Paul Schallück, Foto: http://www.laurentianum.de (hf0111)Paul Schallück

*17.Juni 1922 in Warendorf, +29.Februar 1976 in Köln/NordrheinWestfalen

Stationen u.a.: Stammt aus einer deutsch-russischen Familie. Wird im 1. Weltkrieg schwer verwundet. Studium Germanistik, Geschichte, Philosophie, Theaterwissenschaften in Münster und Köln. 1949-52 Theaterkritiker. Mitbegründer der deutsch-jüdischen Bibliothek "Germania Judaica".

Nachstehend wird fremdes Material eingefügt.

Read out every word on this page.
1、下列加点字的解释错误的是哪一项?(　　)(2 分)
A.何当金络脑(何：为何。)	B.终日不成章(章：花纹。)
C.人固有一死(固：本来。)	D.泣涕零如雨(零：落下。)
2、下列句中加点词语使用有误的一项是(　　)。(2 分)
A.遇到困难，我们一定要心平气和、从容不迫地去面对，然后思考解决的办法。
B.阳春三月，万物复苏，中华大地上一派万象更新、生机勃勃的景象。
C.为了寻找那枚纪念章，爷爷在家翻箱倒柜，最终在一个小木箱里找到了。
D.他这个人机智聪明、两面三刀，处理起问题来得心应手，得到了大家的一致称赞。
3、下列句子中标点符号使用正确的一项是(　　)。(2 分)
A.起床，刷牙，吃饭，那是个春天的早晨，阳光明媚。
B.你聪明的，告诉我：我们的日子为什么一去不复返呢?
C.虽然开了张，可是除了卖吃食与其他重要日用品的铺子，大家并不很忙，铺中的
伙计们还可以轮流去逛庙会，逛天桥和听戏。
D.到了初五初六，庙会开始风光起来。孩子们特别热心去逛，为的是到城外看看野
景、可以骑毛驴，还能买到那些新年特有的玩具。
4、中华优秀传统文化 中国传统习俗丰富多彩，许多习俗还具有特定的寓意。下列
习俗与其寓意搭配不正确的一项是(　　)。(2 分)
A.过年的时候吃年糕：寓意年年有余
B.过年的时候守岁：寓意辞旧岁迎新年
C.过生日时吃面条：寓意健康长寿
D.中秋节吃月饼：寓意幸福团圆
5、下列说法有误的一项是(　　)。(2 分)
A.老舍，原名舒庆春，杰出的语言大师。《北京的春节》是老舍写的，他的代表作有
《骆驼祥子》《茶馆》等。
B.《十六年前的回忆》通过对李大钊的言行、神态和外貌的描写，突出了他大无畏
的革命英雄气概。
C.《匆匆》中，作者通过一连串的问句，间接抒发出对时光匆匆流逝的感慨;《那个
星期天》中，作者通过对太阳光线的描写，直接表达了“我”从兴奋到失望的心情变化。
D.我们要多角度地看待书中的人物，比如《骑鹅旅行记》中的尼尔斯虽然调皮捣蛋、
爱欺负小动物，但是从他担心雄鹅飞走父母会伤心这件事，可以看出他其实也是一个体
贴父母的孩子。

Arbeitsgebiete: Gedicht, Erzählung, Roman, Hörspiel, Fernsehspiel, Essay, Satire, Bühnenstück, Übersetzung

Auszeichnungen/Ehrungen/Preise (Auswahl): Preis der Zuckmayer-Stiftung (1953). Annette von Droste-Hülshoff-Preis (1955). Literaturpreis der Stadt Hagen (1962, gemeinsam mit Ernst Meister). Nelly Sachs-Preis, Dortmund (1973).
- Mitglied der "Gruppe 47", des P.E.N.-Clubs, des VS und der Akademie für Sprache und Dichtung.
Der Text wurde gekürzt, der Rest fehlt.